Gestionar con acierto la presión de los tiempos, los que se fueron y los que llegan, es una tarea compleja

Gestionar con acierto la presión de los tiempos, los que se fueron y los que llegan, es una tarea directiva compleja, puesto que constituye un ámbito de actuación en que lo racional y lo sentimental crean una mezcla en la que, con frecuencia, es difícil distinguir con nitidez sus componentes y, aun en el caso de poder hacerlo, no se resuelve amputando cualquiera de los términos. Pasado y futuro, razón y sentimiento, deben conjugarse con habilidad, conscientes de la necesidad de un hilo conductor que, sin embargo, debe manifestarse con formulaciones diferentes a lo largo del tiempo.

Para el directivo se hace difícil gestionar la convivencia de una historia con el diseño de su continuidad, mucho más cuando ese nuevo diseño puede incorporar tantos elementos diferentes que muchos entenderán que hay más ruptura que adaptación. También las modificaciones acumuladas progresivamente generan sensación de ruptura, lo que se da en todas las empresas de éxito porque las comparaciones no se hacen entre ayer y hoy, sino entre hoy y hace cinco años.

Cuando la empresa ha tenido la inteligencia suficiente para prolongar su existencia durante varias décadas, la nostalgia se refugia en un pasado que se idealiza, dotándolo de virtudes inexistentes que poco tienen que ver con la realidad vivida en lo que ahora se añora. Mucha gente busca el paraíso perdido en el tiempo que fue y adopta una posición crítica hacia lo que ahora le toca vivir. Los datos objetivos de ese mejor tiempo pasado no corroboran el sentimiento de pérdida que invade a los que tienen historia dentro de la organización. Reconstruir la ilusión perdida es una labor que forma parte de la tarea de la alta dirección, a la que debería dedicar no pocos esfuerzos ya que, desgraciadamente, esa pérdida del sentimiento de la realidad que consiste en otorgar las virtudes al pasado y los defectos al presente, no se corrige haciendo que la gente participe en cursos de formación.

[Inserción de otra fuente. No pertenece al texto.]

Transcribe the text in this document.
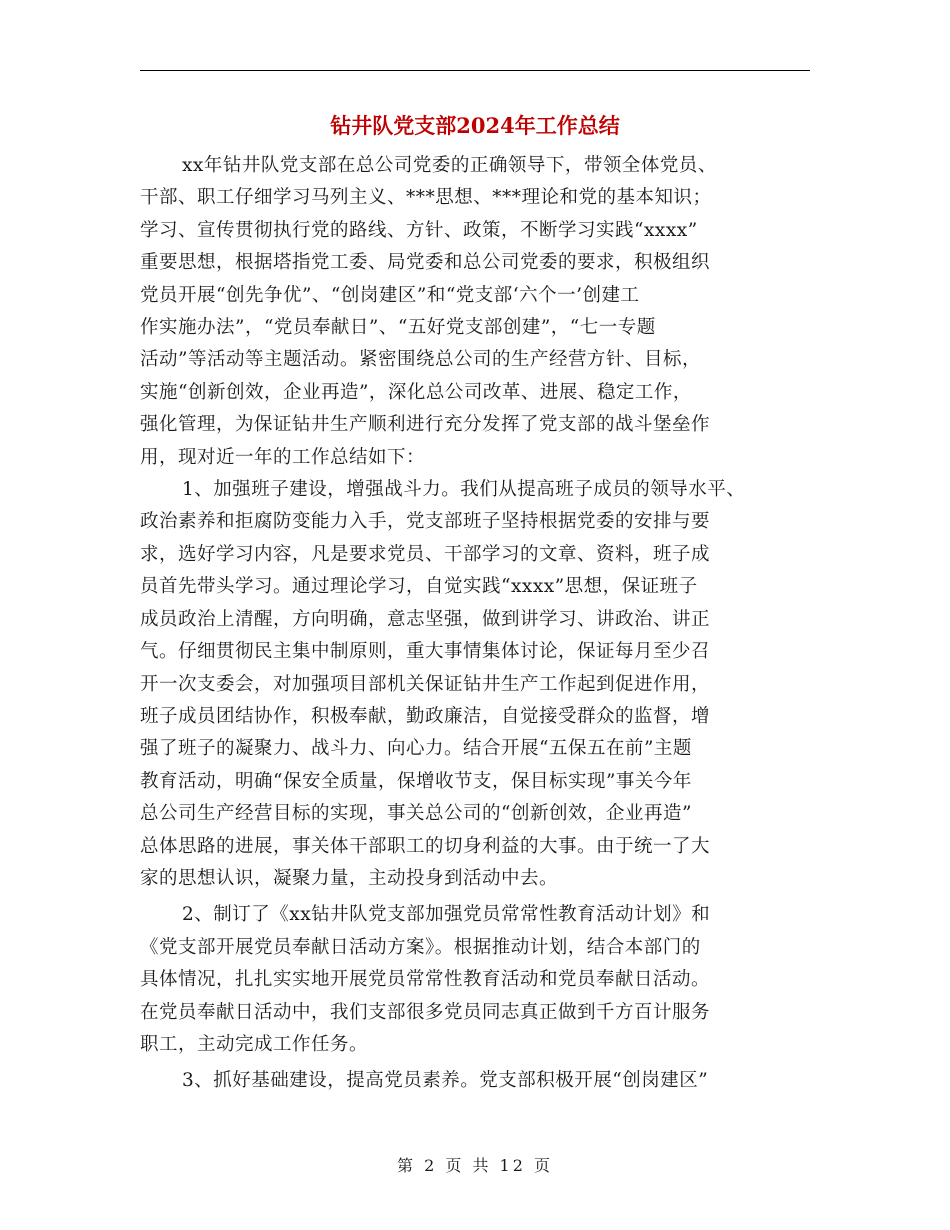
钻井队党支部2024年工作总结
xx年钻井队党支部在总公司党委的正确领导下，带领全体党员、
干部、职工仔细学习马列主义、***思想、***理论和党的基本知识；
学习、宣传贯彻执行党的路线、方针、政策，不断学习实践“xxxx”
重要思想，根据塔指党工委、局党委和总公司党委的要求，积极组织
党员开展“创先争优”、“创岗建区”和“党支部‘六个一’创建工
作实施办法”，“党员奉献日”、“五好党支部创建”，“七一专题
活动”等活动等主题活动。紧密围绕总公司的生产经营方针、目标，
实施“创新创效，企业再造”，深化总公司改革、进展、稳定工作，
强化管理，为保证钻井生产顺利进行充分发挥了党支部的战斗堡垒作
用，现对近一年的工作总结如下：
1、加强班子建设，增强战斗力。我们从提高班子成员的领导水平、
政治素养和拒腐防变能力入手，党支部班子坚持根据党委的安排与要
求，选好学习内容，凡是要求党员、干部学习的文章、资料，班子成
员首先带头学习。通过理论学习，自觉实践“xxxx”思想，保证班子
成员政治上清醒，方向明确，意志坚强，做到讲学习、讲政治、讲正
气。仔细贯彻民主集中制原则，重大事情集体讨论，保证每月至少召
开一次支委会，对加强项目部机关保证钻井生产工作起到促进作用，
班子成员团结协作，积极奉献，勤政廉洁，自觉接受群众的监督，增
强了班子的凝聚力、战斗力、向心力。结合开展“五保五在前”主题
教育活动，明确“保安全质量，保增收节支，保目标实现”事关今年
总公司生产经营目标的实现，事关总公司的“创新创效，企业再造”
总体思路的进展，事关体干部职工的切身利益的大事。由于统一了大
家的思想认识，凝聚力量，主动投身到活动中去。
2、制订了《xx钻井队党支部加强党员常常性教育活动计划》和
《党支部开展党员奉献日活动方案》。根据推动计划，结合本部门的
具体情况，扎扎实实地开展党员常常性教育活动和党员奉献日活动。
在党员奉献日活动中，我们支部很多党员同志真正做到千方百计服务
职工，主动完成工作任务。
3、抓好基础建设，提高党员素养。党支部积极开展“创岗建区”
第 2 页 共 12 页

La explicación directa, comunicando el porqué de las cosas, la necesidad de cambiar para contribuir al bienestar de todos los que, directa o indirectamente, forman parte de la empresa, la potenciación del desarrollo profesional, la seguridad en el empleo, la explicitación de los valores que movilizan a la empresa, contribuirán en buena medida a que unos recuperen la ilusión y a que otros no se incorporen al pelotón de los nostálgicos.

A veces se piensa que el respeto a los valores fundacionales obligaría a las generaciones siguientes a una fidelidad inquebrantable que limitaría su capacidad para gestar su propio proyecto, como si el tiempo transcurrido y las modificaciones habidas hubieran sido contempladas en su integridad por los fundadores. Aún peor, se da por supuesto, aunque no se exprese de este modo, que el pensamiento inicial era claramente superior al actual, limitando así la libertad de las personas que hoy tienen que construir su futuro. Respeto a la historia y actualización tienen que ser compatibles y también en este terreno la responsabilidad máxima recae en los directivos.

Claro que, a veces, son los propios directivos quienes caen en el error de anteponer su pensamiento pasado al presente y, habiendo sido creadores de una idea de éxito que han sabido desarrollar posteriormente, consiguiendo el reconocimiento tanto interno como externo, dedican más tarde todos sus esfuerzos a la defensa de lo que antaño fue innovador pero que el paso del tiempo está dejando, o ha dejado ya, inservible. Si están situados en la cúspide de la organización y su prestigio se mantiene por un pasado brillante y ampliamente reconocido, el peligro es grave, ya que, sin desearlo, pueden crear la tumba de aquello a lo que tanto y tan equivocadamente aman.